Here are some tips and techniques for simulating human activity in Ruby web scraping:
1. Randomize Request Intervals
Instead of making requests at a constant interval, you can randomize the delay between requests to make them appear less robotic.
require 'nokogiri'
require 'httparty'
require 'faker'
def human_like_sleep
sleep(rand(1.0..5.0)) # Random sleep between 1 and 5 seconds
end
def fetch_data(url)
human_like_sleep
response = HTTParty.get(url, headers: { "User-Agent" => Faker::Internet.user_agent })
Nokogiri::HTML(response.body)
end
# Usage
data = fetch_data('https://example.com')
2. Rotate User Agents
Websites track User-Agent strings to identify bots. By changing the User-Agent string for each request, you can reduce the likelihood of being flagged as a bot.
require 'faker'
def get_rotating_user_agent
Faker::Internet.user_agent
end
# Usage
options = {
headers: { "User-Agent" => get_rotating_user_agent }
}
response = HTTParty.get('https://example.com', options)
3. Use Headless Browsers
Headless browsers can simulate a full browsing experience, including JavaScript execution and cookie handling, which is more akin to human activity.
require 'watir'
browser = Watir::Browser.new :chrome, headless: true
# Mimic human browsing patterns
browser.goto 'https://example.com'
browser.wait_until { |b| b.title.include?('Example') }
browser.links.sample.click # Randomly click a link
sleep(rand(2..10)) # Random sleep to mimic reading time
browser.close
4. Mimic Human Cursor Movements and Clicks
Emulating mouse movements and clicks can be achieved using Selenium WebDriver.
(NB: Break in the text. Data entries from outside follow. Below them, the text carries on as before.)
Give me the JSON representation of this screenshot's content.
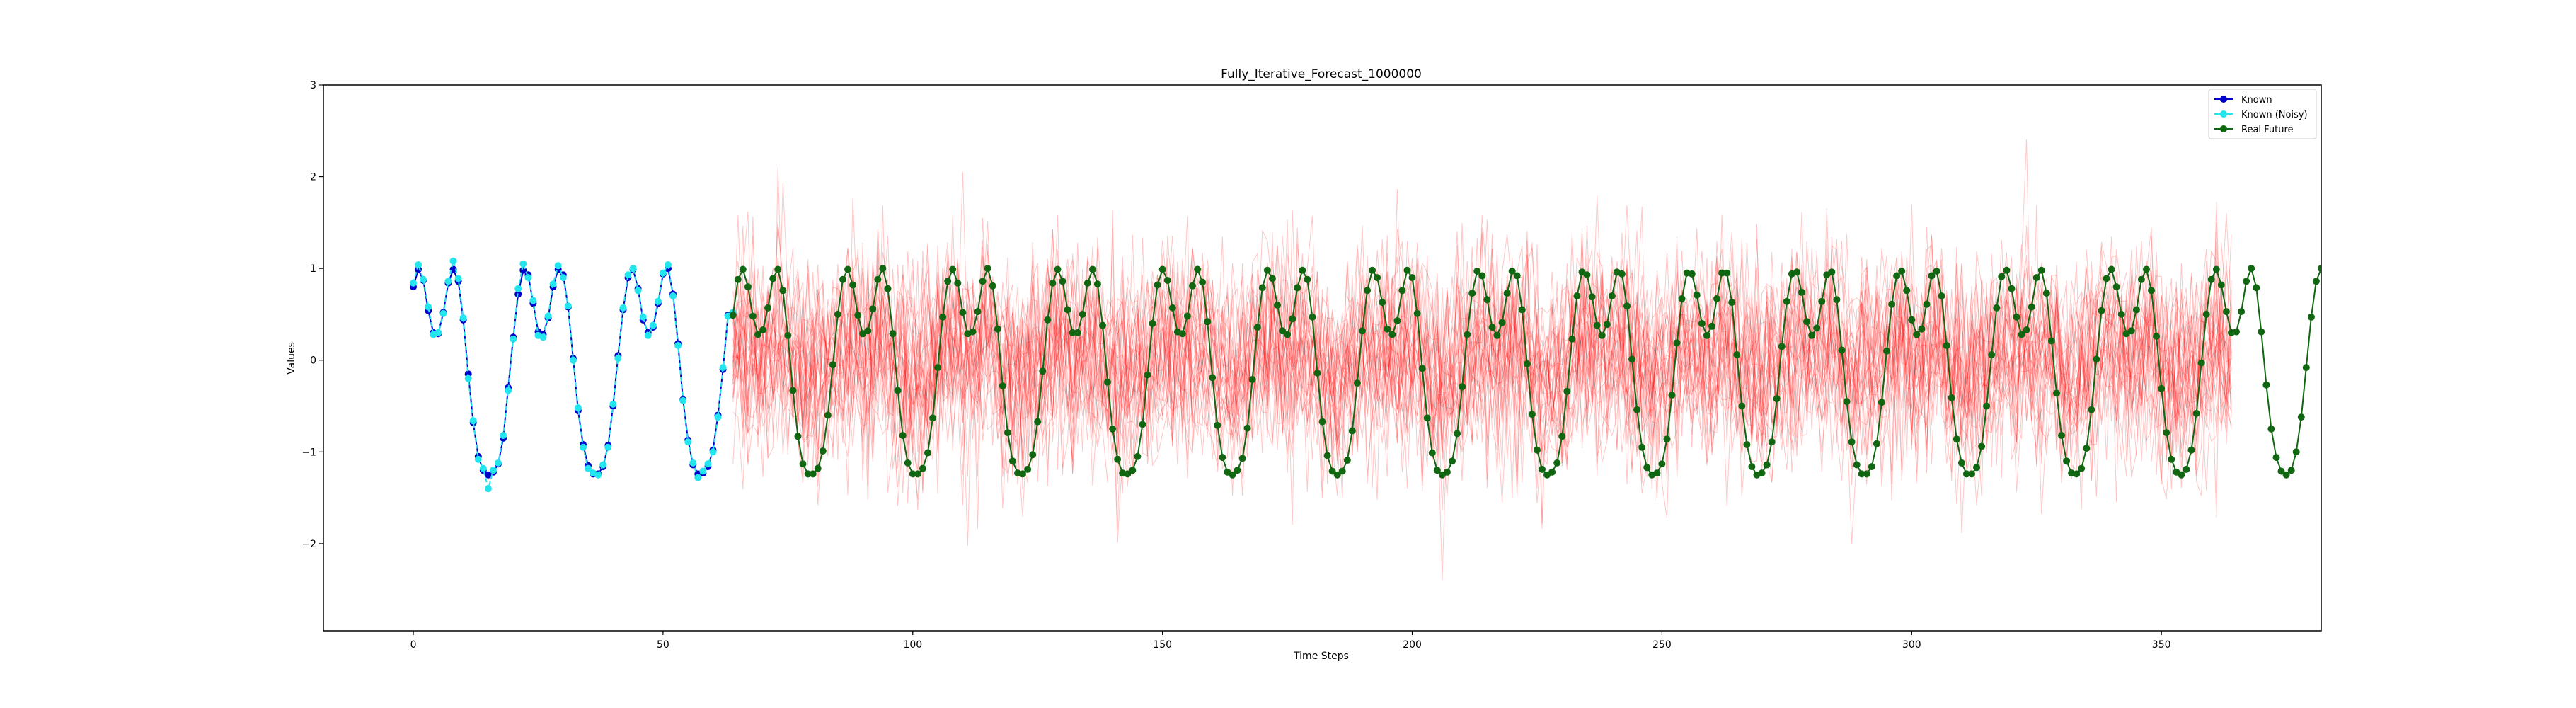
{
  "chart_data": {
    "type": "line",
    "title": "Fully_Iterative_Forecast_1000000",
    "xlabel": "Time Steps",
    "ylabel": "Values",
    "xlim": [
      -18,
      382
    ],
    "ylim": [
      -2.95,
      3.0
    ],
    "xticks": [
      0,
      50,
      100,
      150,
      200,
      250,
      300,
      350
    ],
    "yticks": [
      -2,
      -1,
      0,
      1,
      2,
      3
    ],
    "ytick_labels": [
      "−2",
      "−1",
      "0",
      "1",
      "2",
      "3"
    ],
    "grid": false,
    "legend_position": "top-right",
    "series": [
      {
        "name": "Known",
        "color": "#0000cc",
        "marker": "circle",
        "x_start": 0,
        "x_step": 1,
        "values": [
          0.8,
          0.99,
          0.87,
          0.54,
          0.3,
          0.29,
          0.52,
          0.84,
          0.99,
          0.86,
          0.44,
          -0.15,
          -0.68,
          -1.05,
          -1.2,
          -1.25,
          -1.22,
          -1.13,
          -0.85,
          -0.3,
          0.25,
          0.72,
          0.98,
          0.93,
          0.62,
          0.31,
          0.28,
          0.46,
          0.8,
          0.99,
          0.93,
          0.58,
          0.02,
          -0.55,
          -0.92,
          -1.15,
          -1.24,
          -1.24,
          -1.16,
          -0.93,
          -0.5,
          0.05,
          0.55,
          0.9,
          0.99,
          0.78,
          0.44,
          0.3,
          0.36,
          0.62,
          0.94,
          1.0,
          0.72,
          0.18,
          -0.43,
          -0.87,
          -1.14,
          -1.24,
          -1.23,
          -1.16,
          -0.98,
          -0.6,
          -0.1,
          0.49,
          0.5
        ]
      },
      {
        "name": "Known (Noisy)",
        "color": "#22e5ee",
        "marker": "circle",
        "x_start": 0,
        "x_step": 1,
        "values": [
          0.84,
          1.04,
          0.88,
          0.58,
          0.28,
          0.3,
          0.51,
          0.86,
          1.08,
          0.89,
          0.46,
          -0.2,
          -0.66,
          -1.08,
          -1.18,
          -1.4,
          -1.2,
          -1.12,
          -0.82,
          -0.33,
          0.23,
          0.78,
          1.05,
          0.9,
          0.65,
          0.27,
          0.25,
          0.48,
          0.83,
          1.03,
          0.9,
          0.59,
          0.0,
          -0.52,
          -0.95,
          -1.18,
          -1.23,
          -1.25,
          -1.14,
          -0.95,
          -0.48,
          0.02,
          0.57,
          0.93,
          1.0,
          0.76,
          0.47,
          0.27,
          0.38,
          0.64,
          0.95,
          1.04,
          0.7,
          0.16,
          -0.44,
          -0.89,
          -1.12,
          -1.28,
          -1.21,
          -1.13,
          -1.0,
          -0.62,
          -0.08,
          0.48,
          0.52
        ]
      },
      {
        "name": "Real Future",
        "color": "#116611",
        "marker": "circle",
        "x_start": 64,
        "x_step": 1,
        "values": [
          0.49,
          0.88,
          0.99,
          0.8,
          0.48,
          0.28,
          0.33,
          0.57,
          0.89,
          0.99,
          0.76,
          0.27,
          -0.33,
          -0.83,
          -1.13,
          -1.24,
          -1.24,
          -1.18,
          -0.99,
          -0.6,
          -0.05,
          0.5,
          0.88,
          0.99,
          0.82,
          0.49,
          0.29,
          0.32,
          0.56,
          0.88,
          1.0,
          0.78,
          0.29,
          -0.33,
          -0.82,
          -1.12,
          -1.24,
          -1.24,
          -1.18,
          -1.01,
          -0.63,
          -0.08,
          0.47,
          0.86,
          0.99,
          0.84,
          0.52,
          0.29,
          0.31,
          0.53,
          0.86,
          1.0,
          0.81,
          0.34,
          -0.28,
          -0.79,
          -1.1,
          -1.23,
          -1.24,
          -1.19,
          -1.03,
          -0.67,
          -0.12,
          0.44,
          0.84,
          0.99,
          0.86,
          0.55,
          0.3,
          0.3,
          0.5,
          0.84,
          0.99,
          0.83,
          0.38,
          -0.24,
          -0.75,
          -1.08,
          -1.23,
          -1.24,
          -1.2,
          -1.05,
          -0.7,
          -0.16,
          0.4,
          0.82,
          0.99,
          0.87,
          0.57,
          0.31,
          0.29,
          0.48,
          0.81,
          0.99,
          0.85,
          0.42,
          -0.19,
          -0.71,
          -1.06,
          -1.22,
          -1.25,
          -1.2,
          -1.07,
          -0.74,
          -0.21,
          0.36,
          0.79,
          0.98,
          0.89,
          0.6,
          0.32,
          0.28,
          0.45,
          0.79,
          0.98,
          0.88,
          0.47,
          -0.14,
          -0.67,
          -1.04,
          -1.21,
          -1.25,
          -1.21,
          -1.09,
          -0.77,
          -0.25,
          0.32,
          0.76,
          0.98,
          0.9,
          0.63,
          0.34,
          0.28,
          0.43,
          0.76,
          0.98,
          0.9,
          0.51,
          -0.09,
          -0.63,
          -1.01,
          -1.2,
          -1.25,
          -1.22,
          -1.1,
          -0.8,
          -0.29,
          0.28,
          0.73,
          0.97,
          0.92,
          0.66,
          0.36,
          0.27,
          0.41,
          0.73,
          0.97,
          0.92,
          0.55,
          -0.04,
          -0.59,
          -0.98,
          -1.19,
          -1.25,
          -1.22,
          -1.12,
          -0.83,
          -0.34,
          0.23,
          0.7,
          0.96,
          0.93,
          0.69,
          0.38,
          0.27,
          0.39,
          0.7,
          0.96,
          0.94,
          0.59,
          0.01,
          -0.54,
          -0.95,
          -1.17,
          -1.25,
          -1.23,
          -1.13,
          -0.86,
          -0.38,
          0.19,
          0.67,
          0.95,
          0.94,
          0.71,
          0.4,
          0.27,
          0.37,
          0.67,
          0.95,
          0.95,
          0.63,
          0.06,
          -0.5,
          -0.92,
          -1.16,
          -1.25,
          -1.23,
          -1.14,
          -0.89,
          -0.42,
          0.15,
          0.64,
          0.94,
          0.96,
          0.74,
          0.42,
          0.27,
          0.35,
          0.64,
          0.93,
          0.96,
          0.66,
          0.11,
          -0.45,
          -0.89,
          -1.14,
          -1.24,
          -1.24,
          -1.16,
          -0.91,
          -0.46,
          0.1,
          0.61,
          0.92,
          0.97,
          0.76,
          0.44,
          0.28,
          0.34,
          0.61,
          0.92,
          0.97,
          0.7,
          0.16,
          -0.41,
          -0.86,
          -1.12,
          -1.24,
          -1.24,
          -1.17,
          -0.94,
          -0.5,
          0.06,
          0.57,
          0.91,
          0.98,
          0.78,
          0.47,
          0.28,
          0.33,
          0.58,
          0.9,
          0.98,
          0.73,
          0.21,
          -0.36,
          -0.82,
          -1.1,
          -1.23,
          -1.24,
          -1.18,
          -0.96,
          -0.54,
          0.01,
          0.54,
          0.89,
          0.99,
          0.8,
          0.5,
          0.29,
          0.32,
          0.55,
          0.88,
          0.99,
          0.76,
          0.26,
          -0.31,
          -0.79,
          -1.08,
          -1.22,
          -1.25,
          -1.19,
          -0.98,
          -0.58,
          -0.03,
          0.5,
          0.88,
          0.99,
          0.82,
          0.53,
          0.3,
          0.31,
          0.53,
          0.86,
          1.0,
          0.79,
          0.31,
          -0.27,
          -0.75,
          -1.06,
          -1.21,
          -1.25,
          -1.2,
          -1.0,
          -0.62,
          -0.08,
          0.47,
          0.86,
          1.0,
          0.92
        ]
      },
      {
        "name": "",
        "color": "#ff0000",
        "description_role": "forecast-samples",
        "x_range": [
          64,
          364
        ],
        "center_amplitude": 0.9,
        "spread_sd": 0.55,
        "samples": 30
      }
    ],
    "legend": [
      "Known",
      "Known (Noisy)",
      "Real Future"
    ]
  }
}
require 'selenium-webdriver'
driver = Selenium::WebDriver.for :chrome
driver.navigate.to 'https://example.com'
element = driver.find_element(:css, 'a.some-link')
driver.action.move_to(element).perform # Move cursor to the element
driver.action.click.perform # Click the element
sleep(rand(1..5))
driver.quit
5. Use Proxies or VPNs
Rotating IP addresses using proxies or VPNs can prevent your scraper from getting blocked by IP-based rate limits.
require 'httparty'
proxy_options = {
http_proxyaddr: 'proxy_ip',
http_proxyport: 'proxy_port',
http_proxyuser: 'username',
http_proxypass: 'password'
}
response = HTTParty.get('https://example.com', proxy_options)
6. Obey robots.txt
Respect the robots.txt
file of websites. If scraping is disallowed for certain paths, avoid them to prevent detection.
require 'robots'
robots = Robots.new("My Ruby Scraper/1.0")
if robots.allowed?("http://www.example.com/", "My Ruby Scraper/1.0")
# Proceed with scraping
end
Additional Tips:
- Do Not Overload Servers: Making too many requests in a short amount of time can lead to detection. Always throttle your requests.
- Use Real Browser Headers: Collect headers from real browsers and use them in your requests.
- Handle CAPTCHAs: Some sites might present CAPTCHAs to verify you're human; consider services that can solve CAPTCHAs for you.
Keep in mind that scraping can be a legal and ethical gray area. Always review the terms of service of the website you are scraping, and consider reaching out for permission to scrape. The techniques above are to be used responsibly and not for circumventing legal or ethical boundaries.